Justine Triet’s Anatomy of a Fall won the Palme d’Or at the 76th Cannes Film Festival in a ceremony Saturday that bestowed the festival’s prestigious top prize on an engrossing, rigorously plotted French courtroom drama that puts a marriage on trial.
The film by the 44-year-old French filmmaker, stars Sandra Hüller as a writer trying to prove her innocence in her husband’s death and is only the third film directed by a woman to win the Palme d’Or. One of the two previous winners, Julia Ducournau, was on this year’s jury.
Cannes’ Grand Prix, its second prize, went to Jonathan Glazer’s The Zone of Interest, a chilling Martin Amis adaptation about a German family living next door to Auschwitz. Hüller also stars in that film.
The awards were decided by a jury presided over by two-time Palme winner Ruben Östlund, the Swedish director who won the prize last year for Triangle of Sadness. The ceremony preceded the festival’s closing night film, the Pixar animation Elemental.

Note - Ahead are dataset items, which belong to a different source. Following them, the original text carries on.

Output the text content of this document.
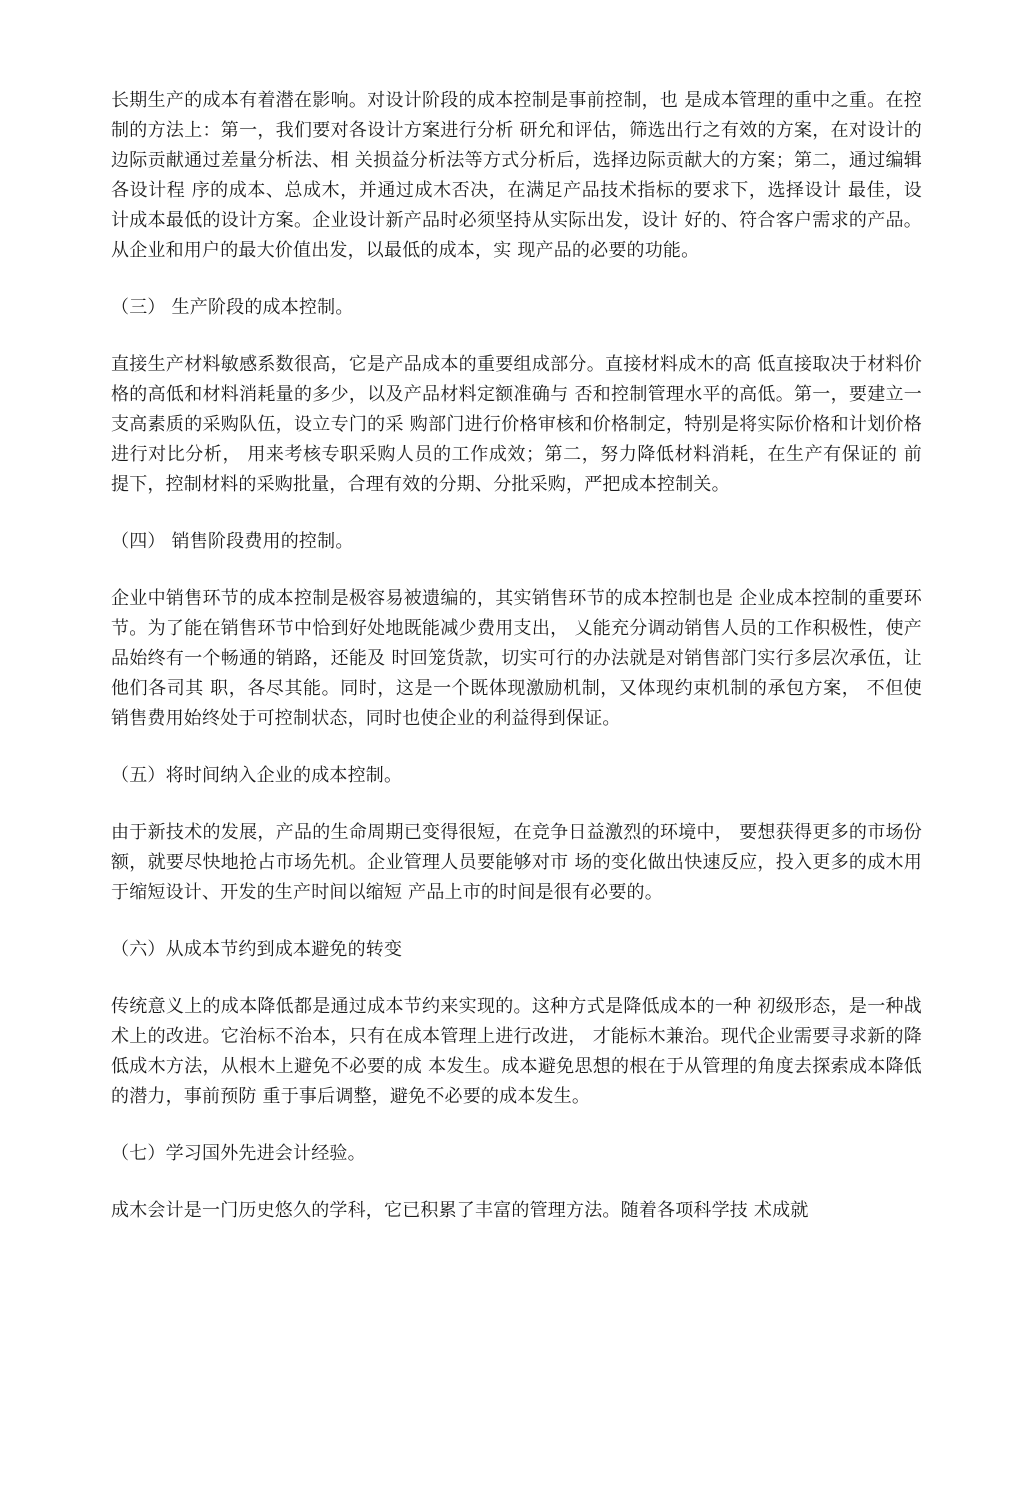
长期生产的成本有着潜在影响。对设计阶段的成本控制是事前控制，也 是成本管理的重中之重。在控制的方法上：第一，我们要对各设计方案进行分析 研允和评估，筛选出行之有效的方案，在对设计的边际贡献通过差量分析法、相 关损益分析法等方式分析后，选择边际贡献大的方案；第二，通过编辑各设计程 序的成本、总成木，并通过成木否决，在满足产品技术指标的要求下，选择设计 最佳，设计成本最低的设计方案。企业设计新产品时必须坚持从实际出发，设计 好的、符合客户需求的产品。从企业和用户的最大价值出发，以最低的成本，实 现产品的必要的功能。

（三） 生产阶段的成本控制。

直接生产材料敏感系数很高，它是产品成本的重要组成部分。直接材料成木的高 低直接取决于材料价格的高低和材料消耗量的多少，以及产品材料定额准确与 否和控制管理水平的高低。第一，要建立一支高素质的采购队伍，设立专门的采 购部门进行价格审核和价格制定，特别是将实际价格和计划价格进行对比分析， 用来考核专职采购人员的工作成效；第二，努力降低材料消耗，在生产有保证的 前提下，控制材料的采购批量，合理有效的分期、分批采购，严把成本控制关。

（四） 销售阶段费用的控制。

企业中销售环节的成本控制是极容易被遗编的，其实销售环节的成本控制也是 企业成本控制的重要环节。为了能在销售环节中恰到好处地既能减少费用支出， 乂能充分调动销售人员的工作积极性，使产品始终有一个畅通的销路，还能及 时回笼货款，切实可行的办法就是对销售部门实行多层次承伍，让他们各司其 职，各尽其能。同时，这是一个既体现激励机制，又体现约束机制的承包方案， 不但使销售费用始终处于可控制状态，同时也使企业的利益得到保证。

（五）将时间纳入企业的成本控制。

由于新技术的发展，产品的生命周期已变得很短，在竞争日益激烈的环境中， 要想获得更多的市场份额，就要尽快地抢占市场先机。企业管理人员要能够对市 场的变化做出快速反应，投入更多的成木用于缩短设计、开发的生产时间以缩短 产品上市的时间是很有必要的。

（六）从成本节约到成本避免的转变

传统意义上的成本降低都是通过成本节约来实现的。这种方式是降低成本的一种 初级形态，是一种战术上的改进。它治标不治本，只有在成本管理上进行改进， 才能标木兼治。现代企业需要寻求新的降低成木方法，从根木上避免不必要的成 本发生。成本避免思想的根在于从管理的角度去探索成本降低的潜力，事前预防 重于事后调整，避免不必要的成本发生。

（七）学习国外先进会计经验。

成木会计是一门历史悠久的学科，它已积累了丰富的管理方法。随着各项科学技 术成就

The award for Anatomy of a Fall gives the indie distributor Neon its fourth straight Palme winner. Neon, which acquired the film after its premiere in Cannes, also backed Triangle of Sadness, Ducournau’s Titane and Bong Joon Ho’s Parasite, which it steered to a best picture win at the Academy Awards.

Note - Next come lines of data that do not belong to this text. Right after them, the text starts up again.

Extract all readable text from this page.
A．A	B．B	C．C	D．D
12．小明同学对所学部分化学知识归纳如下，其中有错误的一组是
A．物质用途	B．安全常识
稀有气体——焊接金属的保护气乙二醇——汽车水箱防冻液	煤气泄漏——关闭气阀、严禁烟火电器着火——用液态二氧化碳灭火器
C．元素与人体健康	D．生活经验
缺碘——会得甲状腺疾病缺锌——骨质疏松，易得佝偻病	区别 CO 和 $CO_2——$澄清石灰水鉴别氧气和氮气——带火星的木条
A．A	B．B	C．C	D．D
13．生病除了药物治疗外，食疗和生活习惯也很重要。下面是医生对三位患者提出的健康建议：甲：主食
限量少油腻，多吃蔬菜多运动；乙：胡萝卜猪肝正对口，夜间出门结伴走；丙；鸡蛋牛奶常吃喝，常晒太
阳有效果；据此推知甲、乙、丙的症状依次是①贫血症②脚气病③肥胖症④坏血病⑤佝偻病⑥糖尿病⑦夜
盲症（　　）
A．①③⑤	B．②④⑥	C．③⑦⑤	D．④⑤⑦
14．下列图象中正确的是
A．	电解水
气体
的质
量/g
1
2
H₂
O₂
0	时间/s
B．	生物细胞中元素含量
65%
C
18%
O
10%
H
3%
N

Triet was presented the Palme by Jane Fonda, who recalled coming to Cannes in 1963 when, she said, there were no female filmmakers competing “and it never even occurred to us that there was something wrong with that.” This year, a record seven out of the 21 films in competition at Cannes were directed by women.
Triet said: “This award is dedicated to all the young women directors and all the young male directors and all those who cannot manage to shoot films today. We must give them the space I occupied 15 years ago in a less hostile world where it was still possible to make mistakes and start again”.
The jury prize went to Finnish director Aki Kaurismäki’s Fallen Leaves, Best Actor went to veteran Japanese star Koji Yakusho, who plays a reflective, middle-aged Tokyo man who cleans toilets in Wim Wenders’ Perfect Days,
the Turkish actor Merve Dizdar took Best Actress for the Nuri Bilge Ceylan’s About Dry Grasses.
Vietnamese-French director Tràn Anh Hùng took Best Director for Pot-au-Feu, a lush, foodie love story starring Juliette Binoche and Benoît Magimel and set in a 19th century French gourmet château.
Best Screenplay was won by Yuji Sakamoto for Monster, which also won the Queer Palm, an honour bestowed by journalists for the festival’s strongest LGBTQ-themed film.